Las empresas están cada vez más enfocadas en contratar talentos que impulsen la innovación y los suba al barco de los futuros clientes: los jóvenes. Saben muy bien que es necesario seguirnos el ritmo. Todos los días nace una nueva aplicación por la que nos comunicamos, por la que vendemos y por la que al final somos más nosotros. No tenernos en sus procesos los invita a aceptar el riesgo de que se pierdan clientes, se estanque una empresa y quede obsoleta.
Lo mismo sucede si se prima el contratar personas por conocimientos específicos, ya que esto puede hacer que algunos procesos sean mucho más ágiles, pero al final estarían cubriendo una vacante que pronto será remplazada por una inteligencia artificial. Las tareas operativas están destinadas a desaparecer para la ejecución de los seres humanos y cada vez es más necesario pedir cosas distintas que justifiquen la contratación de uno.
Algunas universidades han empezado a notar esta urgencia de la industria por primar los valores, las competencias y habilidades de los jóvenes. Muchos de nosotros sabemos que el éxito de una entrevista de trabajo o del desarrollo mismo de una función laboral no se encuentra en saber sumar, desarrollar una aplicación o conocer los procesos de una industria. Las empresas hoy nos exigen ir un paso más allá, acoger ese conocimiento y ser capaces de proponer, de transformar y de mejorar la realidad existente. Para muchos de nosotros, las exigencias de este mundo laboral que quiere agilidad e innovación pueden llegar a parecer frustrante e inquietante. Incluso, puede llegar a ser paralizante preguntarse: ¿de dónde sacaremos la originalidad en un mundo en el que se ha inventado todo?
Así, pues, tenemos un mundo más exigente con los jóvenes, pero lo entiendo como una oportunidad de explotar al máximo nuestras capacidades. La innovación y la inspiración no nacen del susurro de una musa, sino que, como dijo Picasso, “¡La inspiración existe! Pero tiene que encontrarte trabajando”. El ejercicio de pensar en hacer cosas nuevas puede venir incluso de pequeñas tareas que hacemos a diario. Consumimos horas de TikTok, de YouTube o, en el mejor de los casos, de alguna plataforma como Platzi o Coursera y puede que no aprendamos absolutamente nada.
La tecnología nos ha vuelto receptores de información vacía, pero señalarla como culpable de nuestra pasividad es olvidar que el algoritmo es nuestro. Somos nosotros los que decidimos qué entra en nuestra cabeza, para qué y hasta dónde podemos llevar ese conocimiento. Por eso creo que estamos también llamados a ser inquietos con lo que recibimos de las redes y revivir nuestro espíritu joven. Un espíritu que se trata principalmente de no comer entero, de cuestionar al tiktoker de moda, al profesor universitario y al jefe retardatario. Solo quien investiga y se inquieta por conocer, crea y transforma el mundo.

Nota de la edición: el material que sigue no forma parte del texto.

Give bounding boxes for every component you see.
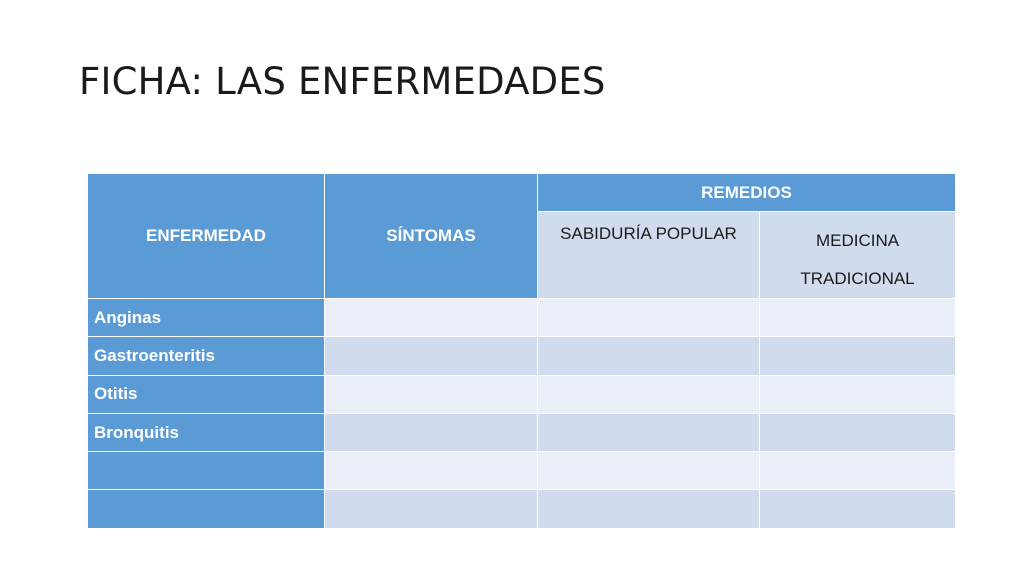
row-symptoms-cell[interactable] — [324, 451, 538, 491]
row-traditional-cell[interactable] — [759, 412, 956, 453]
row-symptoms-cell[interactable] — [324, 297, 538, 338]
table-row: Bronquitis — [87, 412, 956, 453]
row-disease-cell: Anginas — [87, 297, 325, 338]
row-popular-cell[interactable] — [537, 336, 760, 376]
diseases-table: ENFERMEDAD SÍNTOMAS REMEDIOS SABIDURÍA P… — [87, 173, 956, 529]
subheader-row: SABIDURÍA POPULAR MEDICINA TRADICIONAL — [88, 211, 956, 299]
header-row: ENFERMEDAD SÍNTOMAS REMEDIOS — [87, 173, 956, 299]
row-popular-cell[interactable] — [537, 412, 760, 453]
row-symptoms-cell[interactable] — [324, 336, 538, 376]
row-traditional-cell[interactable] — [759, 374, 956, 414]
header-disease: ENFERMEDAD — [87, 173, 325, 299]
row-disease-cell: Otitis — [87, 374, 325, 414]
table-row — [87, 451, 956, 491]
page-title: FICHA: LAS ENFERMEDADES — [79, 60, 606, 103]
table-row: Otitis — [87, 374, 956, 414]
row-popular-cell[interactable] — [537, 489, 760, 529]
row-traditional-cell[interactable] — [759, 489, 956, 529]
row-symptoms-cell[interactable] — [324, 489, 538, 529]
row-symptoms-cell[interactable] — [324, 374, 538, 414]
header-remedies: REMEDIOS — [537, 173, 956, 212]
row-disease-cell: Gastroenteritis — [87, 336, 325, 376]
table-row: Gastroenteritis — [87, 336, 956, 376]
row-disease-cell — [87, 451, 325, 491]
header-traditional-medicine: MEDICINA TRADICIONAL — [759, 211, 956, 299]
row-popular-cell[interactable] — [537, 297, 760, 338]
row-popular-cell[interactable] — [537, 374, 760, 414]
row-symptoms-cell[interactable] — [324, 412, 538, 453]
row-disease-cell — [87, 489, 325, 529]
table-row: Anginas — [87, 297, 956, 338]
row-popular-cell[interactable] — [537, 451, 760, 491]
table-row — [87, 489, 956, 529]
header-symptoms: SÍNTOMAS — [324, 173, 538, 299]
row-disease-cell: Bronquitis — [87, 412, 325, 453]
row-traditional-cell[interactable] — [759, 336, 956, 376]
row-traditional-cell[interactable] — [759, 297, 956, 338]
row-traditional-cell[interactable] — [759, 451, 956, 491]
header-popular-wisdom: SABIDURÍA POPULAR — [537, 211, 760, 299]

Podría pensarse que estoy diciendo que acabemos con nuestro entretenimiento digital, que dejemos de ver bailes o retos, pero lo que propongo es que alimentemos el escéptico que llevamos dentro y así transformemos la forma en la que consumimos contenido. Volvamos todo lo que recibimos en una herramienta de creación y un potenciador de ideas a través de nuestro cuestionamiento: ¿cuándo fue la última vez que tuvimos una pregunta por lo que vimos en redes o buscamos en Google un tema hasta sentir saciada nuestra curiosidad sobre él?, ¿cuándo fue la última vez que pensamos en transformar la forma en la que hacemos los trabajos o las razones para hacerlo? Ahora bien, el trabajo no es solo de los jóvenes. Las empresas que exigen que seamos innovadores también deben estar dispuestas a que las ideas que tendremos, la potencia creadora que representamos los haga replantearse hasta la forma de escribir un correo.